Wednesday 20 June 2007

Some sense into the Private Equity Debate

Not since the last time I watched Platoon have the letters "VC" been so disliked. There's been a lot of fuss about the 10% rate, so lets inject some sense into proceedings:

  • PE Houses make money, in general, by buying groups and selling them between 2 and 5 years later. They look to get a higher price than they initially paid, generally by more innovative financing but superincentivising management and staff. The "Slash and Burn" story is something of a myth, they only slash what needs it, there's no logic in destroying value in something you want to sell to an educated buyer
  • Most PE money comes from the US, and often tax exempts.

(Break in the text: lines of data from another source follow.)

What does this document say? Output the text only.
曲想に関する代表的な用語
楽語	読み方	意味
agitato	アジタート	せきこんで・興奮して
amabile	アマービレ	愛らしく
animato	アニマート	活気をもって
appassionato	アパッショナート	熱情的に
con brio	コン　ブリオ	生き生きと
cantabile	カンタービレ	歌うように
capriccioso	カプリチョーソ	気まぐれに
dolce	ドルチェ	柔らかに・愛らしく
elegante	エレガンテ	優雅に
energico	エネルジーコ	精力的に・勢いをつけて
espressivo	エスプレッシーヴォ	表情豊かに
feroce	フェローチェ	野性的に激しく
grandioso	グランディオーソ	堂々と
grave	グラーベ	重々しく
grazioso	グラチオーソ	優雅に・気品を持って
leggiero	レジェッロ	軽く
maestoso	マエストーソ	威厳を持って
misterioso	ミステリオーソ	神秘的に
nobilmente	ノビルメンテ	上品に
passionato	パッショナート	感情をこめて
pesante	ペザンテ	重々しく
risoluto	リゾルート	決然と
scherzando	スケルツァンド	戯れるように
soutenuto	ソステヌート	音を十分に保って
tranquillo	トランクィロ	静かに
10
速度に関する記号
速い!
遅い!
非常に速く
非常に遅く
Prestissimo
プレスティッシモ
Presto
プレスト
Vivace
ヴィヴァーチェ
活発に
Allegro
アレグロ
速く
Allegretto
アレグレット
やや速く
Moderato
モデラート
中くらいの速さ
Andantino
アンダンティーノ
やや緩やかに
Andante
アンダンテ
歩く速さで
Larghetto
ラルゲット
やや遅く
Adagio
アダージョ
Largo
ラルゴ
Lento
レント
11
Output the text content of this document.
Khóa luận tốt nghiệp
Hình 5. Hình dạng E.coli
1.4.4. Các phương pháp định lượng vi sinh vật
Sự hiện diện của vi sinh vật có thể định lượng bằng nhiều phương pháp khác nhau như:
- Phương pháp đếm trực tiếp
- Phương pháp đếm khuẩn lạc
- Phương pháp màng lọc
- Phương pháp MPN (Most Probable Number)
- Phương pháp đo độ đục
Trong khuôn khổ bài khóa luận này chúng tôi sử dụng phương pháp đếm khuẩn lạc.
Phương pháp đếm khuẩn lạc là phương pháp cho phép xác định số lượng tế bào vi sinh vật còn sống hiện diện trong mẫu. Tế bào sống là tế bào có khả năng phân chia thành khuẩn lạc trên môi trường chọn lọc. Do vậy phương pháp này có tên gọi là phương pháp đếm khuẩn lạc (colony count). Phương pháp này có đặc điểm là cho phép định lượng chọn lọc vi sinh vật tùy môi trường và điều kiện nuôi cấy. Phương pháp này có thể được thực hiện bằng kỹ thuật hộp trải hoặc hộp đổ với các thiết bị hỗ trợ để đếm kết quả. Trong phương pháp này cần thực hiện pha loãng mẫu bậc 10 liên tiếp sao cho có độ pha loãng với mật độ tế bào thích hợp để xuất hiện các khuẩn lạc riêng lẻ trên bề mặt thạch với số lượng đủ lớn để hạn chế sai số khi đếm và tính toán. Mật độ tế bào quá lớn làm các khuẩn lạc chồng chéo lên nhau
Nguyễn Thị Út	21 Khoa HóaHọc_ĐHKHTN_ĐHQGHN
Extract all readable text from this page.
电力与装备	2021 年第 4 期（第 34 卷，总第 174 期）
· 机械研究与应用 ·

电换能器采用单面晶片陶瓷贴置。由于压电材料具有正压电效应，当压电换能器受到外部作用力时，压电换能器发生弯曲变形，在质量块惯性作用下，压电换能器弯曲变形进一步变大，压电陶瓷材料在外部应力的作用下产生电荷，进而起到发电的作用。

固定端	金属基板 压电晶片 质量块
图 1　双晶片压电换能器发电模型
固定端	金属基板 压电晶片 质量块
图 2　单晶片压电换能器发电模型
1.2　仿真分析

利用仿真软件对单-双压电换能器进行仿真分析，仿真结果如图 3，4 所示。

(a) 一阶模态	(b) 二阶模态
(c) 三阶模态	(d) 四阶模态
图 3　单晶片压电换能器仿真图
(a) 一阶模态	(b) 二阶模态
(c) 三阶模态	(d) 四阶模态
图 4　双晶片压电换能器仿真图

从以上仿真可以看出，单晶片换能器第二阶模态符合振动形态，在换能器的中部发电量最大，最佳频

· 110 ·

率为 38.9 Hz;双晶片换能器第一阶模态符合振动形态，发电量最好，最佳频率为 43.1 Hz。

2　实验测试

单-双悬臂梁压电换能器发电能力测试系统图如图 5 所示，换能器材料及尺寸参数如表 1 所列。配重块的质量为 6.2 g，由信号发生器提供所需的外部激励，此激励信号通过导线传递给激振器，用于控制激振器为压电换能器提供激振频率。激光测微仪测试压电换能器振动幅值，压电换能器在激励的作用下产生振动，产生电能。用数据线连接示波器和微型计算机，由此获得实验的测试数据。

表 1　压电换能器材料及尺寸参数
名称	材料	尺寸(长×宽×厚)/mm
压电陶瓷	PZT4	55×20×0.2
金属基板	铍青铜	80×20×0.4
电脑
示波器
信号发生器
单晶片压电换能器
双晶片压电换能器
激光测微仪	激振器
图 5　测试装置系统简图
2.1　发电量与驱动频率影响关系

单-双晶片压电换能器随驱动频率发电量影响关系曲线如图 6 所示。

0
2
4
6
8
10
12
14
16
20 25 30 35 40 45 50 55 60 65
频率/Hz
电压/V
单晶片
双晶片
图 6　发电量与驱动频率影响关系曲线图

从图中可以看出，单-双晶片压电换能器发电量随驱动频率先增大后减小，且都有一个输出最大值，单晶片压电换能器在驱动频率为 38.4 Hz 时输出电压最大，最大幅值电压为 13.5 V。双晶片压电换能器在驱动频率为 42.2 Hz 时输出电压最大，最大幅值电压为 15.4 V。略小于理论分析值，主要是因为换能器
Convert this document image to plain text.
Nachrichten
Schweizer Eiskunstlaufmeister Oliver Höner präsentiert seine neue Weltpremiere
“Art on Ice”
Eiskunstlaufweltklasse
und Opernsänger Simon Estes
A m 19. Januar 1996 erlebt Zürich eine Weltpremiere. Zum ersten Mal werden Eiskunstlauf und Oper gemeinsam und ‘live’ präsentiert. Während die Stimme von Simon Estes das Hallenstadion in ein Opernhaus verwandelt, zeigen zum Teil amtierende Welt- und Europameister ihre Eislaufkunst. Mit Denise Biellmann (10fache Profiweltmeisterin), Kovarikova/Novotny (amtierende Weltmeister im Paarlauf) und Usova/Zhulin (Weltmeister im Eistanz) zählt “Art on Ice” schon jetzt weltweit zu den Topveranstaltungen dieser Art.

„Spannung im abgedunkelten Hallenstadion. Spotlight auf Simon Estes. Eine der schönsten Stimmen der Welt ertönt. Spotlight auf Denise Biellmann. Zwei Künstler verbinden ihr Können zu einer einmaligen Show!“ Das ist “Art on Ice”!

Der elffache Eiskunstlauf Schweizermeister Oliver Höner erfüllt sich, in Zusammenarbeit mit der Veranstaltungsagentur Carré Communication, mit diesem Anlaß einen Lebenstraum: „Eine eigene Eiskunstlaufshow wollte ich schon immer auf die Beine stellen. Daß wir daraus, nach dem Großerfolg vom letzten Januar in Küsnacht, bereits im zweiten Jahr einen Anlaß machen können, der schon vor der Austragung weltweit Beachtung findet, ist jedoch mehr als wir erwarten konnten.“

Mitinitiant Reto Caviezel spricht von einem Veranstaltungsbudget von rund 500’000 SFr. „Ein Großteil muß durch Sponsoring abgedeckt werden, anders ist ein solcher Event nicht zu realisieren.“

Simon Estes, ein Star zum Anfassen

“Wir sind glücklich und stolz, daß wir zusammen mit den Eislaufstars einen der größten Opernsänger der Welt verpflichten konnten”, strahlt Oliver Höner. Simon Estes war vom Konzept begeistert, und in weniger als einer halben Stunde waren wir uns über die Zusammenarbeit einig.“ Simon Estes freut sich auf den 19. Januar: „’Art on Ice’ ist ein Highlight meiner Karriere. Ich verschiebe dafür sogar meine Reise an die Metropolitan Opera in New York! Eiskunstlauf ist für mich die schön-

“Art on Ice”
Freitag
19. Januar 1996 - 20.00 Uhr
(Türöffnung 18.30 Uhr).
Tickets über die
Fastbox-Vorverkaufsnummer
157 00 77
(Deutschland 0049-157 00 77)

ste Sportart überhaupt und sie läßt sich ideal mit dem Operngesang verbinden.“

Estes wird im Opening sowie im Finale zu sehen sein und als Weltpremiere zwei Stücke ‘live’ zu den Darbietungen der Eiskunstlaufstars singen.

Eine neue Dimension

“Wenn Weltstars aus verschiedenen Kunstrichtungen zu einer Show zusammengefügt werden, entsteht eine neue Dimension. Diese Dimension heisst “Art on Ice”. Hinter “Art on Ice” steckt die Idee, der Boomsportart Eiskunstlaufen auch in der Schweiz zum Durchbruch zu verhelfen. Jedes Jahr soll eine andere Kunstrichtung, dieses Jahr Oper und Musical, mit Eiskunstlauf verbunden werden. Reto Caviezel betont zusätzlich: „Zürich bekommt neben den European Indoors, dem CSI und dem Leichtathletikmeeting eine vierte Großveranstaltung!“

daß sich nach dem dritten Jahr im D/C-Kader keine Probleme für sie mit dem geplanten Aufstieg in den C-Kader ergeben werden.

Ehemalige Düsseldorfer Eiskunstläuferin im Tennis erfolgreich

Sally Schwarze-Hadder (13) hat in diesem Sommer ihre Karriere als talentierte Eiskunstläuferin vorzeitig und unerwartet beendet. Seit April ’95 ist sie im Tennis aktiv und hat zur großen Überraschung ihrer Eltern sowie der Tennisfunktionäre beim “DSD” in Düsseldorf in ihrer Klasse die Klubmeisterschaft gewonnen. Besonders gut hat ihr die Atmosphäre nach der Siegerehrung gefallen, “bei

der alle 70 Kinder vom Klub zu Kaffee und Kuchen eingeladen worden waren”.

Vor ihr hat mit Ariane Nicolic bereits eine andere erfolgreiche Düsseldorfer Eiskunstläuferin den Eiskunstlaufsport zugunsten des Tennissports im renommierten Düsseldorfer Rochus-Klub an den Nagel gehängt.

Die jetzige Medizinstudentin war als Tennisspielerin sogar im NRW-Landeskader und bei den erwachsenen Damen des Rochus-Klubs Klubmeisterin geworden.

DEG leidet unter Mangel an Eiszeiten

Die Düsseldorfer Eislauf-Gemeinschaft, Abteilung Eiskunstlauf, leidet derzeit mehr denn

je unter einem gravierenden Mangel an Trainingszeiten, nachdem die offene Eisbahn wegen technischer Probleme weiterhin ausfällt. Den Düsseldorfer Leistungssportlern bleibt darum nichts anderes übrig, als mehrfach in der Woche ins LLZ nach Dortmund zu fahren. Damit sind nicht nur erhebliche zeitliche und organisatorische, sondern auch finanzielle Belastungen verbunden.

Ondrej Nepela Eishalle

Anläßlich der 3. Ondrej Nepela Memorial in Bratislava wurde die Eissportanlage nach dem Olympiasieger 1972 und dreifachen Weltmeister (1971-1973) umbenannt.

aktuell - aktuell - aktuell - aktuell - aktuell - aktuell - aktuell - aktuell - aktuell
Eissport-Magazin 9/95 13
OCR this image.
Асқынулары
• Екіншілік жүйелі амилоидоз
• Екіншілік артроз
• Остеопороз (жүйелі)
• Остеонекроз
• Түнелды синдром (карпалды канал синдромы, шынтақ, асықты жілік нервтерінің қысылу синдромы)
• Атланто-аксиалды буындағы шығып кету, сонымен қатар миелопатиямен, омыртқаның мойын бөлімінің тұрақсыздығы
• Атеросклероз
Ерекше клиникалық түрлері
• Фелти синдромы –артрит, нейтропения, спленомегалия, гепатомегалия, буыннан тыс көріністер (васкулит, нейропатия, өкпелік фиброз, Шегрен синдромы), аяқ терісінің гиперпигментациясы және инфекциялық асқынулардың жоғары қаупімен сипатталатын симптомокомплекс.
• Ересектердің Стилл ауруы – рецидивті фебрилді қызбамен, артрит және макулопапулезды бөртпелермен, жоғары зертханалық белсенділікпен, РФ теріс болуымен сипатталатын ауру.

So most of the gains aren't even taxed in the UK
  • The debt financing for PE funds is already subject to anti-avoidance legislation to prevent overgearing
  • The underlying investments on which the gains arise have already been subject to corporation tax anyway
  • Tax the VC managers too much and they will respond with 1 of 2 answers - either they move offshore, or they don't invest in the UK in the first place
  • Many staff and ordinary workers in successful PE deals have got large bonuses / rewards on such exits. Many management who did superwell, and certainly the ones the TaxCutter has met worked 24/7 . Why tax success just because someone had the innovation and bottle most of us lack. Lets face it, business is only successful when it gives the consumer, something the consumer wants
  • Too many big groups are over-bureaucratic and political. PE owned groups tend to be smaller and more business and customer focussed

Just remind me - who invented the 10% Business Asset Taper Relief rate? And who removed the tax credit on dividends so PE investment gives a higher post-tax return than investing in bog standard UK plcs? Lets see ... all these changes happened since 1997 .......

But as the "Private Equity funds taxed less than cleaners" quote says - shouldn't the real questions be why are low paid workers now caught up in Labour's income tax net - and what logic is there for taxing capital gains in the first place?